Monday, February 13, 2012

And Ain't I a Woman? Reflection

Sojourner Tuth spoke to the Ohio Women's Rights Convention talks about the inequality among women and the African American women. She see the white women fighting for freedom and inequality towards men and wants to fight with them for her rights as a women. The African American women not only have to fight for their rights as women but also for the rights of Afrcian American slaves. "I could work as much and eat as much as a man- when I could get it- and bear the lash as well" (Truth). Truth believes that she can do anything that a man can and is just as equal as him and deserves to have the equal opporunities as any man. The separation of the women is also something she sees as wrong and wants them to unite together to form a stronger bond and revolt against the issue of equality together. "If the first woman God ever made was strong enough to turn the world upside down all alone, these women together ought to be able to turn it back, and get it right side up again" (Truth)! This is a perfect example of her idea of how God wanted saw the woman as a strong figure who can turn the world around and make a true difference. Emerson and Thoreau were pro womens rights because of their beliefs in the people controling their world and working to help themselves and win their rights against the government. "But, wherever a man goes, men will pursue and paw him with their dirty institutions, and, if they can, constrain him to belong to their desperate odd-fellow society"(Grant). They know that the men control the government and the laws and the social position of many people. Emerson and Thoreau knew that the government was holding both the women and the slaves back and prevent them from doing what they wanted to achieve in life. Truth wanted a chance at a better life and to success in America were the pursuit of happiness was everyone's rights.

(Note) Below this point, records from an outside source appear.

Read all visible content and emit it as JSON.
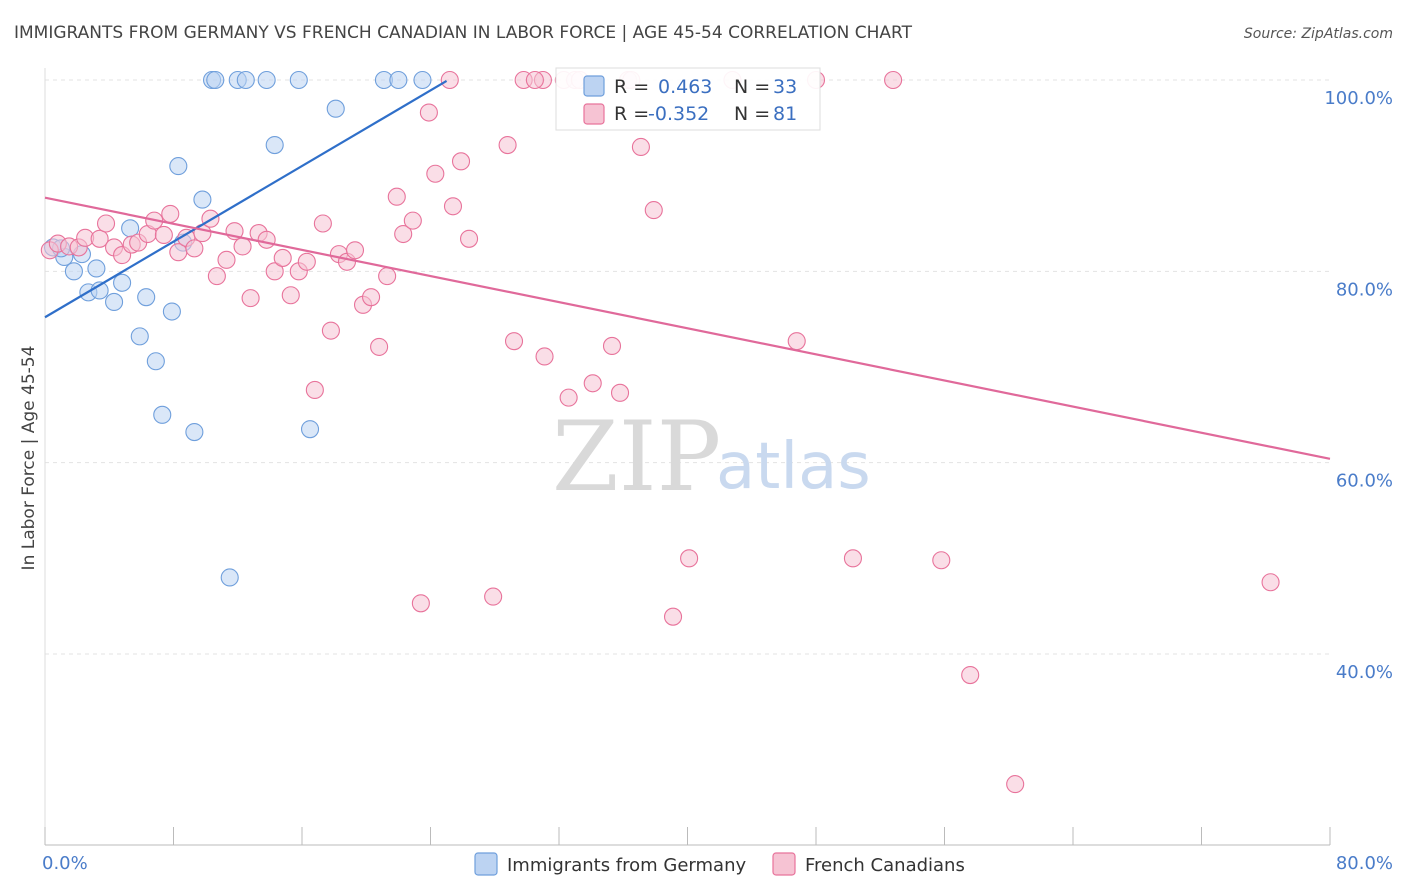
{
  "chart_data": {
    "type": "scatter",
    "title": "IMMIGRANTS FROM GERMANY VS FRENCH CANADIAN IN LABOR FORCE | AGE 45-54 CORRELATION CHART",
    "source": "Source: ZipAtlas.com",
    "ylabel": "In Labor Force | Age 45-54",
    "xlabel": "",
    "xlim": [
      0,
      80
    ],
    "ylim": [
      20,
      102
    ],
    "x_tick_labels": [
      "0.0%",
      "80.0%"
    ],
    "y_ticks": [
      {
        "value": 100,
        "label": "100.0%"
      },
      {
        "value": 80,
        "label": "80.0%"
      },
      {
        "value": 60,
        "label": "60.0%"
      },
      {
        "value": 40,
        "label": "40.0%"
      }
    ],
    "grid": true,
    "legend_placement": "top-center",
    "watermark": {
      "zip": "ZIP",
      "atlas": "atlas"
    },
    "series": [
      {
        "name": "Immigrants from Germany",
        "color": "#6f9fdc",
        "fill": "#bcd3f2",
        "stats": {
          "r_label": "R =",
          "r_value": "0.463",
          "n_label": "N =",
          "n_value": "33"
        },
        "trend": {
          "x": [
            0,
            25
          ],
          "y": [
            75.2,
            99.9
          ]
        },
        "points": [
          [
            0.5,
            82.5
          ],
          [
            1.2,
            81.5
          ],
          [
            1.8,
            80.0
          ],
          [
            2.3,
            81.8
          ],
          [
            2.7,
            77.8
          ],
          [
            3.2,
            80.3
          ],
          [
            3.4,
            78.0
          ],
          [
            4.3,
            76.8
          ],
          [
            4.8,
            78.8
          ],
          [
            5.3,
            84.5
          ],
          [
            5.9,
            73.2
          ],
          [
            6.3,
            77.3
          ],
          [
            6.9,
            70.6
          ],
          [
            7.3,
            65.0
          ],
          [
            7.9,
            75.8
          ],
          [
            8.3,
            91.0
          ],
          [
            8.6,
            83.0
          ],
          [
            9.3,
            63.2
          ],
          [
            9.8,
            87.5
          ],
          [
            10.4,
            100.0
          ],
          [
            10.6,
            100.0
          ],
          [
            11.5,
            48.0
          ],
          [
            12.0,
            100.0
          ],
          [
            12.5,
            100.0
          ],
          [
            13.8,
            100.0
          ],
          [
            14.3,
            93.2
          ],
          [
            15.8,
            100.0
          ],
          [
            16.5,
            63.5
          ],
          [
            18.1,
            97.0
          ],
          [
            21.1,
            100.0
          ],
          [
            22.0,
            100.0
          ],
          [
            23.5,
            100.0
          ],
          [
            1.0,
            82.4
          ]
        ]
      },
      {
        "name": "French Canadians",
        "color": "#e8739b",
        "fill": "#f6c3d3",
        "stats": {
          "r_label": "R =",
          "r_value": "-0.352",
          "n_label": "N =",
          "n_value": "81"
        },
        "trend": {
          "x": [
            0,
            80
          ],
          "y": [
            87.7,
            60.4
          ]
        },
        "points": [
          [
            0.3,
            82.2
          ],
          [
            0.8,
            82.9
          ],
          [
            1.5,
            82.6
          ],
          [
            2.1,
            82.5
          ],
          [
            2.5,
            83.5
          ],
          [
            3.4,
            83.4
          ],
          [
            3.8,
            85.0
          ],
          [
            4.3,
            82.5
          ],
          [
            4.8,
            81.7
          ],
          [
            5.4,
            82.8
          ],
          [
            5.8,
            83.0
          ],
          [
            6.4,
            83.9
          ],
          [
            6.8,
            85.3
          ],
          [
            7.4,
            83.8
          ],
          [
            7.8,
            86.0
          ],
          [
            8.3,
            82.0
          ],
          [
            8.8,
            83.5
          ],
          [
            9.3,
            82.4
          ],
          [
            9.8,
            84.0
          ],
          [
            10.3,
            85.5
          ],
          [
            10.7,
            79.5
          ],
          [
            11.3,
            81.2
          ],
          [
            11.8,
            84.2
          ],
          [
            12.3,
            82.6
          ],
          [
            12.8,
            77.2
          ],
          [
            13.3,
            84.0
          ],
          [
            13.8,
            83.3
          ],
          [
            14.3,
            80.0
          ],
          [
            14.8,
            81.4
          ],
          [
            15.3,
            77.5
          ],
          [
            15.8,
            80.0
          ],
          [
            16.3,
            81.0
          ],
          [
            16.8,
            67.6
          ],
          [
            17.3,
            85.0
          ],
          [
            17.8,
            73.8
          ],
          [
            18.3,
            81.8
          ],
          [
            18.8,
            81.0
          ],
          [
            19.3,
            82.2
          ],
          [
            19.8,
            76.5
          ],
          [
            20.3,
            77.3
          ],
          [
            20.8,
            72.1
          ],
          [
            21.3,
            79.5
          ],
          [
            21.9,
            87.8
          ],
          [
            22.3,
            83.9
          ],
          [
            22.9,
            85.3
          ],
          [
            23.4,
            45.3
          ],
          [
            23.9,
            96.6
          ],
          [
            24.3,
            90.2
          ],
          [
            25.2,
            100.0
          ],
          [
            25.4,
            86.8
          ],
          [
            25.9,
            91.5
          ],
          [
            26.4,
            83.4
          ],
          [
            27.9,
            46.0
          ],
          [
            28.8,
            93.2
          ],
          [
            29.2,
            72.7
          ],
          [
            29.8,
            100.0
          ],
          [
            31.0,
            100.0
          ],
          [
            31.1,
            71.1
          ],
          [
            32.3,
            100.0
          ],
          [
            32.6,
            66.8
          ],
          [
            33.0,
            100.0
          ],
          [
            34.1,
            68.3
          ],
          [
            35.3,
            72.2
          ],
          [
            35.8,
            67.3
          ],
          [
            36.3,
            100.0
          ],
          [
            37.1,
            93.0
          ],
          [
            37.9,
            86.4
          ],
          [
            39.1,
            43.9
          ],
          [
            40.1,
            50.0
          ],
          [
            42.8,
            100.0
          ],
          [
            46.8,
            72.7
          ],
          [
            48.0,
            100.0
          ],
          [
            50.3,
            50.0
          ],
          [
            52.8,
            100.0
          ],
          [
            55.8,
            49.8
          ],
          [
            57.6,
            37.8
          ],
          [
            60.4,
            26.4
          ],
          [
            76.3,
            47.5
          ],
          [
            36.5,
            100.0
          ],
          [
            33.3,
            100.0
          ],
          [
            30.5,
            100.0
          ]
        ]
      }
    ]
  }
}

Grant, P. B. "Individual and Society in Walden." McClinton-Temple, Jennifer ed. Encyclopedia of
Themes in Literature. New York: Infobase Publishing, 2011. Bloom's Literary Reference Online. Facts On File, Inc.

Truth, Sojourner."And Ain't I a Woman?" Comp. Jeffrey D. Wilhelm, Ph.D. and Douglas Fisher, Ph.D. Glencoe Literature. American Literature ed. Columbus: McGraw-Hill Companies, 2009.370. Print.